Rhys era contento di quella sua vita ordinata, profondamente contento, adesso che Majere era ritornato fra loro. Si vedeva a ottant’anni di età (l’età del Maestro) con un aspetto simile a quello del Maestro: capelli grigi, pelle segnata dalle intemperie e tesa su muscoli, tendini e ossa, volto profondamente scavato, occhi scuri e placidi con la saggezza del dio. Rhys non intendeva abbandonare mai questo luogo dove era giunto a conoscere se stesso e a fare pace con se stesso. Non voleva tornare mai nel mondo.
Il mondo era dentro di lui.
Rhys arrivò all’ovile. Le pecore trotterellarono docilmente superandolo ed entrando nel recinto, con Atta dietro di loro.
«Bene così», disse Rhys alla cagna.
Questo era il comando che la liberava delle sue protette. Atta si dimenò tutta per il piacere e andò trotterellando da Rhys, con la lingua che ciondolava e gli occhi luminosi. Lui le diede la ricompensa: una pacca sulla testa e una carezza giocosa sugli orecchi.
Rhys chiuse le pecore nell’ovile per la notte. Atta raggiunse gli altri cani pastori, fratelli e sorelle e cugini, che la salutarono con annusate e scodinzolamenti. La cagna si sistemò vicino all’ovile a sgranocchiare ossa e sonnecchiare, tenendo sempre d’occhio il gregge. Mentre riposavano o dormivano, i cani fungevano da guardie per tutta la notte. Lupi e gatti selvatici non erano un grosso problema nei mesi estivi, quando per chi viveva allo stato brado il cibo era abbondante. Il periodo invernale era il più pericoloso. Spesso i monaci venivano destati dal sonno dall’abbaiare furioso dei cani, allora balzavano giù dal letto per scacciare i predatori con fiaccole accese.

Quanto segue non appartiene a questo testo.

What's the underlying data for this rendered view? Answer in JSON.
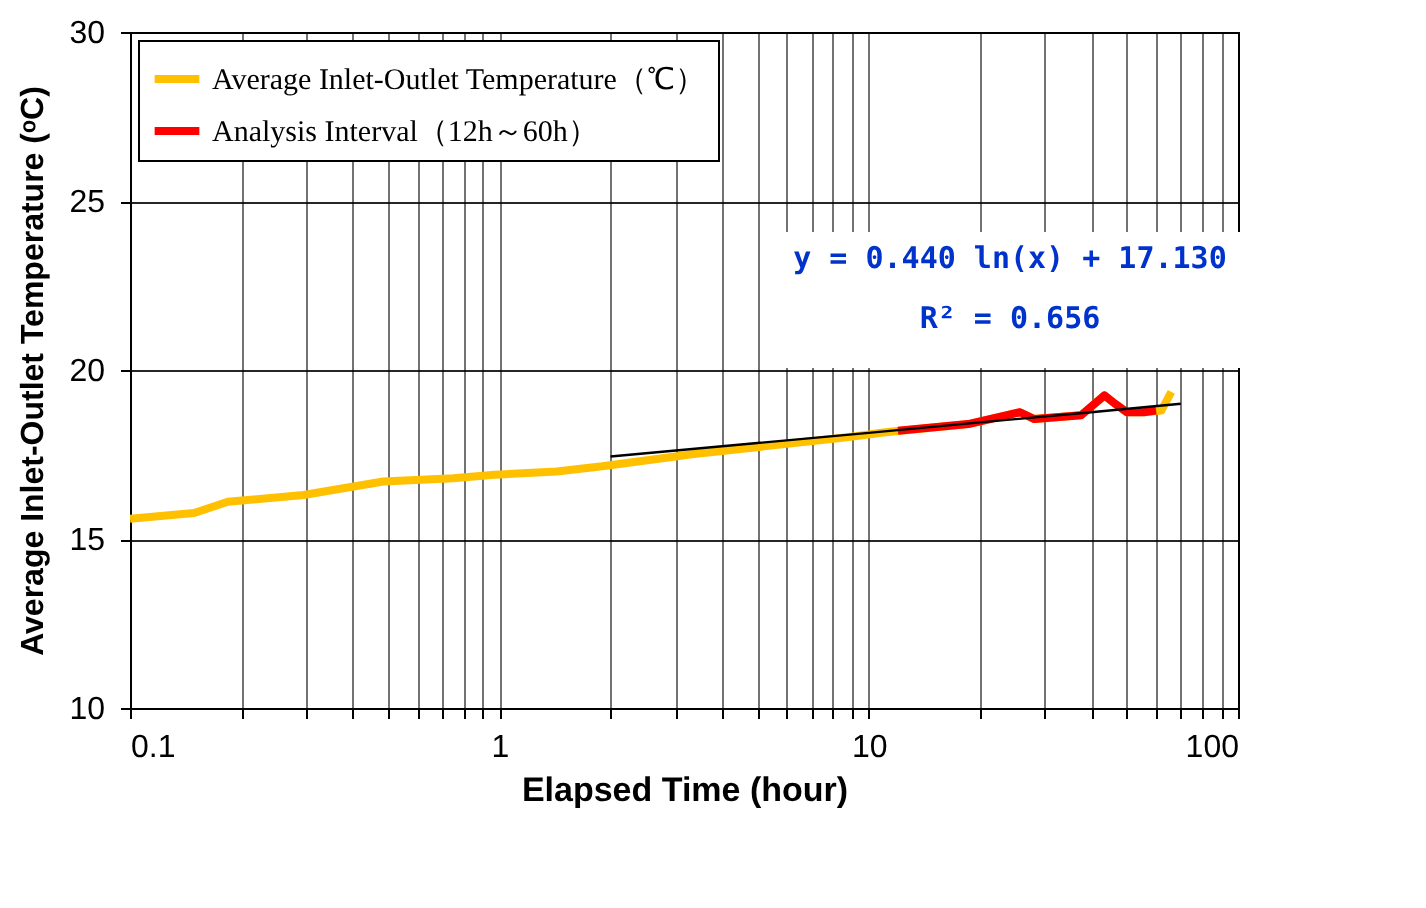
{
  "chart_data": {
    "type": "line",
    "xlabel": "Elapsed Time (hour)",
    "ylabel": "Average Inlet-Outlet Temperature (ᵒC)",
    "log": "x",
    "grid": true,
    "legend": "top left",
    "line_style": "solid",
    "marker": "none",
    "xlim": [
      0.1,
      100
    ],
    "ylim": [
      10,
      30
    ],
    "xticks": [
      0.1,
      {
        "value": 0.2,
        "label": null
      },
      {
        "value": 0.3,
        "label": null
      },
      {
        "value": 0.4,
        "label": null
      },
      {
        "value": 0.5,
        "label": null
      },
      {
        "value": 0.6,
        "label": null
      },
      {
        "value": 0.7,
        "label": null
      },
      {
        "value": 0.8,
        "label": null
      },
      {
        "value": 0.9,
        "label": null
      },
      1,
      {
        "value": 2,
        "label": null
      },
      {
        "value": 3,
        "label": null
      },
      {
        "value": 4,
        "label": null
      },
      {
        "value": 5,
        "label": null
      },
      {
        "value": 6,
        "label": null
      },
      {
        "value": 7,
        "label": null
      },
      {
        "value": 8,
        "label": null
      },
      {
        "value": 9,
        "label": null
      },
      10,
      {
        "value": 20,
        "label": null
      },
      {
        "value": 30,
        "label": null
      },
      {
        "value": 40,
        "label": null
      },
      {
        "value": 50,
        "label": null
      },
      {
        "value": 60,
        "label": null
      },
      {
        "value": 70,
        "label": null
      },
      {
        "value": 80,
        "label": null
      },
      {
        "value": 90,
        "label": null
      },
      100
    ],
    "yticks": [
      10,
      15,
      20,
      25,
      30
    ],
    "annotations": [
      "y = 0.440 ln(x) + 17.130",
      "R² = 0.656"
    ],
    "series": [
      {
        "name": "Average Inlet-Outlet Temperature（℃）",
        "color": "#ffc000",
        "x": [
          0.1,
          0.149,
          0.184,
          0.295,
          0.485,
          0.75,
          0.97,
          1.43,
          1.9,
          3.0,
          3.27,
          8.6,
          11.1,
          18.6,
          25.7,
          28.1,
          37.6,
          43.5,
          46.5,
          50,
          55.6,
          62,
          66
        ],
        "values": [
          15.6,
          15.77,
          16.1,
          16.3,
          16.7,
          16.8,
          16.9,
          17.0,
          17.15,
          17.44,
          17.5,
          18.0,
          18.16,
          18.4,
          18.75,
          18.55,
          18.66,
          19.25,
          19.0,
          18.75,
          18.75,
          18.8,
          19.35
        ]
      },
      {
        "name": "Analysis Interval（12h～60h）",
        "color": "#ff0000",
        "x": [
          12,
          18.6,
          25.7,
          28.1,
          37.6,
          43.5,
          46.5,
          50,
          55.6,
          60
        ],
        "values": [
          18.2,
          18.4,
          18.75,
          18.55,
          18.66,
          19.25,
          19.0,
          18.75,
          18.75,
          18.8
        ]
      },
      {
        "type": "line",
        "color": "#000000",
        "x": [
          2,
          5,
          10,
          20,
          40,
          70
        ],
        "values": [
          17.44,
          17.84,
          18.14,
          18.45,
          18.75,
          19.0
        ]
      }
    ]
  }
}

Indugiando accanto all’ovile, osservando una cagna madre tenere saldamente giù con la zampa un cucciolo squittente mentre lo leccava tutto, Rhys a poco a poco si rese conto che c’era qualcosa di diverso. Qualcosa era cambiato. La tranquillità del monastero era stata turbata. Rhys non avrebbe saputo dire come se ne fosse accorto, se non che aveva vissuto lì per tanto tempo che riusciva a cogliere anche le differenze più impercettibili nella sensazione di quel luogo. Si allontanò dall’ovile, girò attorno agli edifici annessi: la fucina, il grosso forno del panettiere, le latrine, i depositi, e giunse in vista del monastero vero e proprio.
Il monastero era stato costruito dai monaci di Majere centinaia di anni prima e in tutto quel tempo era cambiato poco. Di struttura semplice, più simile a una fortezza che a un tempio, l’edificio a due piani era stato innalzato dalle mani dei monaci stessi, costruito in pietra da loro scavata in una cava vicina. L’edificio principale racchiudeva al piano superiore gli alloggi dei monaci e al piano inferiore la sala da pranzo comune, la sala per il riscaldamento, l’infermeria e la cucina. Ciascun monaco aveva la propria cella, arredata solamente con un materasso di paglia. Ciascuna cella aveva una finestra aperta all’aria tutto l’anno. Non vi erano porte alle celle né ad alcuna stanza. L’edificio principale aveva un portone all’ingresso, anche se Rhys spesso si era domandato perché si fossero presi questo disturbo, dato che non era mai sbarrato.